▼ 1 出会い
僕が起きたとき、そこは真っ暗な穴蔵だった。
ひとりぼっちでお腹が空いて、ぐーぐーうるさい。怖かったけれど、巣から離れて細長い道を這った。すると行き止まりで、木の皿の上に食べ物が置いてあった。
僕は夢中でそれを平らげて、また寝床に戻った。
そんな日々が続き、ふと考えた。
この木の実や野菜、果物はどうして毎日新しくなるのだろう。急いで半分を食べ終わり、残りは口にくわえて駆け足で持ち帰っていたが、気になった僕は死角から空っぽの皿を見ていた。
でも、何も変わらなかった。
次の日、行き止まりだと思っていた壁をよく観察して、それが藁で出来た仕切りだということが分かった。両足で掻き出すと、冷たい空気が流れ込む。
怖くなった僕はまた巣に駆け戻って引きこもった。
外に何かがある。違う寝床があるのかもしれない。
僕以外の、何か似たものが存在してるのかも。
好奇心が怖さや恐ろしさに勝ち、僕はその日寝ないで待った。
そして耳を澄ませて、わずかな物音を感じ取った。
起き上がり長い道を走る。敷き詰めてあったはずの藁の壁がなくなり出くわしたものに、叫び声を上げた。
「わああああっ!!」
それは大きな手だった。ゴツゴツして浅黒い、男の人間の手。
切り傷がたくさんあって、僕の声を聞いたのか一瞬動きを止める。
噛みつこうかと思ったけど、その手が僕のご飯を持っていたから躊躇した。
ぐるるる…小さく唸って警戒しながら、後ずさる。
すると、穴から手が引っ込み、代わりにぱさりと落ちた黒髪の隙間から、鋭い眼光が睨んできた。
青い綺麗な瞳だった。僕は動けずに見惚れる。
なんと男は話しかけてきた。
「待て、逃げるんじゃない。敵じゃないぞ」
そう言って不自然に口元で笑みを作ろうとし、子供にやるように低い声を甲高くして「ご飯の時間だ」と美味しそうな皿を差し出してきた。
僕が様子を見ていると、男はまた藁で壁を作り直してどこかへ行ってしまった。
呆気に取られながら食料を持ち帰るが、その人の存在がずっと頭に残っていた。
次の日から、僕は食事のときにその男を見ることにした。
心なしか、前より豪華な餌になってきているような気もしたが、与えられるものは遠慮なく掻き込んだ。
「ふっ、お前だんだん俺に慣れてきたみたいだな」
帰り際にそう声をかけられることもあったけど、僕は人見知りだから何も答えず、ゆっくり後ずさって巣に駆けて行った。
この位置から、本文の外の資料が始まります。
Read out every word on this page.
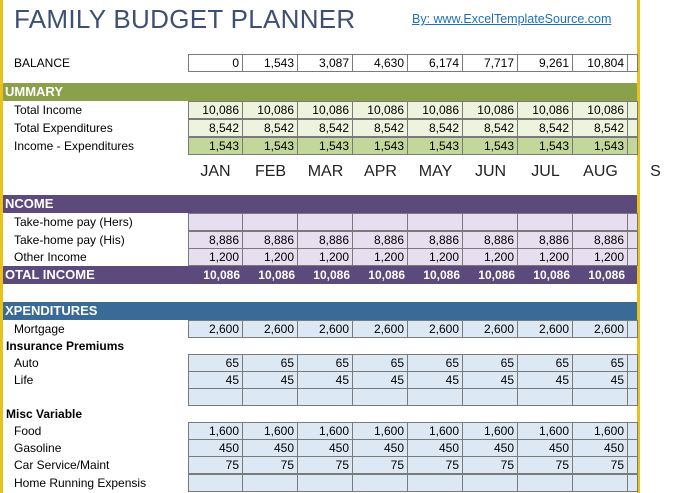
FAMILY BUDGET PLANNER	By: www.ExcelTemplateSource.com
BALANCE	0	1,543	3,087	4,630	6,174	7,717	9,261	10,804
UMMARY
Total Income	10,086	10,086	10,086	10,086	10,086	10,086	10,086	10,086
Total Expenditures	8,542	8,542	8,542	8,542	8,542	8,542	8,542	8,542
Income - Expenditures	1,543	1,543	1,543	1,543	1,543	1,543	1,543	1,543
JAN	FEB	MAR	APR	MAY	JUN	JUL	AUG	S
NCOME
Take-home pay (Hers)
Take-home pay (His)	8,886	8,886	8,886	8,886	8,886	8,886	8,886	8,886
Other Income	1,200	1,200	1,200	1,200	1,200	1,200	1,200	1,200
OTAL INCOME	10,086	10,086	10,086	10,086	10,086	10,086	10,086	10,086
XPENDITURES
Mortgage	2,600	2,600	2,600	2,600	2,600	2,600	2,600	2,600
Insurance Premiums
Auto	65	65	65	65	65	65	65	65
Life	45	45	45	45	45	45	45	45
Misc Variable
Food	1,600	1,600	1,600	1,600	1,600	1,600	1,600	1,600
Gasoline	450	450	450	450	450	450	450	450
Car Service/Maint	75	75	75	75	75	75	75	75
Home Running Expensis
ご飯のおかげか毎日さらに元気がたまっていくのを感じる。
あの人は、いつも何をしているんだろう。僕みたいに食べて寝るだけなのかな。
これが仕事なのかな。僕みたいな動物が、他にもいるんだろうか。
気になってきて、次の機会に勇気を出して話しかけようと考えた。
餌をもらって半分食べてるときに、背を屈めた男がじっと見ているのが分かる。
意識した僕は食べるのをやめて出口に近づいた。すると彼は目をやや見開き身構える。
「……どうしたんだ? 出てくるのか」
ゆっくり近づくと、外の光が眩しくて目が眩んだ。
辺りを見回したらそこはたくさんの枯れた植物がある広い世界だった。
「ここ……なあに? あなたの巣?」
礼儀正しく四足をついて座り見上げると、男は立てていた膝を下ろしあぐらをかいた。鋭いはずの瞳が少しだけ柔らかくなる。
「いいや。ここは森だ。俺はもう少し離れたところの家に住んでいる」
そう話す男は硬そうな皮の服を着ていて、側には鋼色に光る尖った道具をいくつか置いていた。僕の視線に気付きそっと背に隠される。
立ち上がる寸前に名前を聞いた。僕にもあるはずだけど、分からないから名乗れなかった。
「俺はクローデという。お前は……カエサゴだ」
「……それが僕の名前?」
「いや、種族名のことだ。名前は俺も……」
言葉に詰まった男をじっと見つめる。僕は自分が耳と茶色の尻尾のある動物だということは知っていたけど、カエサゴというのは初めて聞いた。
同時に彼のように、響きのいい名前が欲しくなった。
「じゃあ、明日までに考えておいてね。クローデ」
「え? ああ……そうだな。分かったよ」
図々しい僕のお願いに少し驚いたようだったが、了承してくれた。
僕はその日餌をくれるだけだった人といきなり距離が縮まったことが、嬉しかった。
単調な毎日に楽しみが加わり、翌日が来るのが待ち遠しかった。
しかし、次の日、なぜかクローデは僕の前に現れなかった。